Considering the sleep paralysis which is the term frequently used to describe the state of supposed victims of e.g. vampires, Oldridge writes that 'sufferers also report visual hallucinations, often in the form of a threatening figure standing at their bedside,' a phenomenon that would seem to be better described by a 'system of belief' within which such figures exist, than by the 'system of belief' of modern medicine. Oldridge doesn't discuss this interesting aspect, but as he says:

"The point of these observations is not to 'explain away' vampire beliefs in terms of modern science. On the contrary, it is to suggest that prior assumptions often determine our understanding of what we see. (...) In a world that believes in demons, 'the hag' presents clear evidence of their power; in a society that does not, it needs to be explained in terms of other acceptable ideas, such as the psychology of sleep disorders. The social construction of belief is most obvious when we step outside our own culture."

The book contains a couple of other contributions that may be of interest to readers of this blog, in particular Peter Mario Kreuter's The Name of the Vampire: Some Reflections on Current Linguistic Theories on the Etymology of the Word Vampire. There is also a nice and short overview of the genesis of Bram Stoker's Dracula by Elizabeth Miller.

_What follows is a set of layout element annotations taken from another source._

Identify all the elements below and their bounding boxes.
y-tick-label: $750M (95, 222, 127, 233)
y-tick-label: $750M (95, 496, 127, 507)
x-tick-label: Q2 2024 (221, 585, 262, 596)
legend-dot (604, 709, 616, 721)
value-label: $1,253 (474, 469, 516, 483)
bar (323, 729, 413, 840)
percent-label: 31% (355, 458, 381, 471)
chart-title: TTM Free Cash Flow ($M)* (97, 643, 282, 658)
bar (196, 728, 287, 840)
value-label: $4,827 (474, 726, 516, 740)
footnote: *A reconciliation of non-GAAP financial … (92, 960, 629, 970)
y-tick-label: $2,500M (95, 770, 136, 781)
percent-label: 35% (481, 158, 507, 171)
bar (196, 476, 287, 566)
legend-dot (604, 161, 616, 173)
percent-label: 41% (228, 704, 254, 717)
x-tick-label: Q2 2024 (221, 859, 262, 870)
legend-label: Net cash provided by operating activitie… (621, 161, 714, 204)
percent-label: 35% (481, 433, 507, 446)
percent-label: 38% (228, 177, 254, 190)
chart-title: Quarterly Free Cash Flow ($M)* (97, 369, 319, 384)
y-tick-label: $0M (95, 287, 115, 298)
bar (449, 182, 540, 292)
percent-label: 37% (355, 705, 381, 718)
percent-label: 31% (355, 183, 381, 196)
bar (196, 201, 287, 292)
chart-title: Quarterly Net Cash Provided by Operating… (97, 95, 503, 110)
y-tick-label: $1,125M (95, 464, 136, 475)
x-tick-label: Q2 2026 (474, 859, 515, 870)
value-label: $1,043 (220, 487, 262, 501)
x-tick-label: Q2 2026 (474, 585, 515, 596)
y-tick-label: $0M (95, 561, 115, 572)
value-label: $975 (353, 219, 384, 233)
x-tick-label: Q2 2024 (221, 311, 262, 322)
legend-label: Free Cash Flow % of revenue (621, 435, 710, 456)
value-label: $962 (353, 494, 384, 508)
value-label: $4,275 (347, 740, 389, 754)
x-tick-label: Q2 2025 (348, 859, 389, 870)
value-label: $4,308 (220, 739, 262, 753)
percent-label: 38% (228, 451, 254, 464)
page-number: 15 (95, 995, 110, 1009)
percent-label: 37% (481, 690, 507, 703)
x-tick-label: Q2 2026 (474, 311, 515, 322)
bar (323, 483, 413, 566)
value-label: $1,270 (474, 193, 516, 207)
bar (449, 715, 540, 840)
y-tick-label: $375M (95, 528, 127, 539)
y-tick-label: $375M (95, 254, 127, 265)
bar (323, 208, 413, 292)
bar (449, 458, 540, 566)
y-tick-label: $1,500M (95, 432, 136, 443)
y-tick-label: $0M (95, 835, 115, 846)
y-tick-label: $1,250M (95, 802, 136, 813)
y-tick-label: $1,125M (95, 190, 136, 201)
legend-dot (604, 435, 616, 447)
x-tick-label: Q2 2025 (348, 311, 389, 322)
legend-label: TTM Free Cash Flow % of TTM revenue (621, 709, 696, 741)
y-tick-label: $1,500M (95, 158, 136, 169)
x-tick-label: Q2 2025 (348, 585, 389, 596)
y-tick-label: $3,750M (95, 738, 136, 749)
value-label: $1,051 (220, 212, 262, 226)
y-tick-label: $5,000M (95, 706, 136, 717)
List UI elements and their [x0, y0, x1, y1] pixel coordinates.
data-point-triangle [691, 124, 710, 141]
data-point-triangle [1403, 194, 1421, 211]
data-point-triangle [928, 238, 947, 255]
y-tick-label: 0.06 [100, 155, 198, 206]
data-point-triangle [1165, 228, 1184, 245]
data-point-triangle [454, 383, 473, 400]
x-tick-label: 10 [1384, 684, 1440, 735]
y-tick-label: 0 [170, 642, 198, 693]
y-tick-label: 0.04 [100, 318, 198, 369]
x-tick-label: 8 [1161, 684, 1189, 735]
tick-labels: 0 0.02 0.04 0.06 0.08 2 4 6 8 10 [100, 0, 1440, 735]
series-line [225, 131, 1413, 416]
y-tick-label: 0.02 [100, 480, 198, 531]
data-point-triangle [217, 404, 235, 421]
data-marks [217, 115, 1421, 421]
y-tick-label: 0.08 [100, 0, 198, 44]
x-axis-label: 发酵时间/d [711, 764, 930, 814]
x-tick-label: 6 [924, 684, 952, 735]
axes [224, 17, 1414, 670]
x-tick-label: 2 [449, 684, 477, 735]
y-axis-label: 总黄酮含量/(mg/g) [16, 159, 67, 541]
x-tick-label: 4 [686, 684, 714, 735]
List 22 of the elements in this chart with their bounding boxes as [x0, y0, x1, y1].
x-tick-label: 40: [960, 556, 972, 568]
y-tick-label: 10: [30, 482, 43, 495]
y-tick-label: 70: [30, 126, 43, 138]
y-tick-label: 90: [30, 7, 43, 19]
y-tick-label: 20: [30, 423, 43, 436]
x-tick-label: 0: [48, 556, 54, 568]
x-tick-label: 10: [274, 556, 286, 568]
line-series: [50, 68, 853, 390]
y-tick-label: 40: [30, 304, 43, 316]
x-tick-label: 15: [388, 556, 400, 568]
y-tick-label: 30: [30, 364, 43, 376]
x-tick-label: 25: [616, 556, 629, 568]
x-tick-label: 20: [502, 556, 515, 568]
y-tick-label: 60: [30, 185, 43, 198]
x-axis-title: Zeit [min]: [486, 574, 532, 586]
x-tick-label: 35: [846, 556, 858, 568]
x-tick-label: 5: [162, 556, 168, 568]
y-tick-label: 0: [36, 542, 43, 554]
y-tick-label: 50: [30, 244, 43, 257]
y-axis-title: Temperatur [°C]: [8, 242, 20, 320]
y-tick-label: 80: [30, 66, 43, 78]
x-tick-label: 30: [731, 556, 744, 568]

I couldn't resist showing the above scene from Mario Bava's Italian horror film Operazione paura from 1966 (in English known under various titles like Curse of the Living Dead and Kill Baby Kill). Curiosly, in this film the local people do not want the bodies of the dead disinterred, in fact, they don't even want to discuss the subject for fear of the revenant of a little girl that haunts the place. As you can see, the authorities and men of modernity, including the doctor at the left who has been called upon to examine the bodies, discuss the system of belief of the local people. As outsiders they meet the local people in a way similar to how we read the 'strange histories' of the past, but as it goes, the good doctor can not escape the terrifying 'system of belief' that determines how the local people live and act.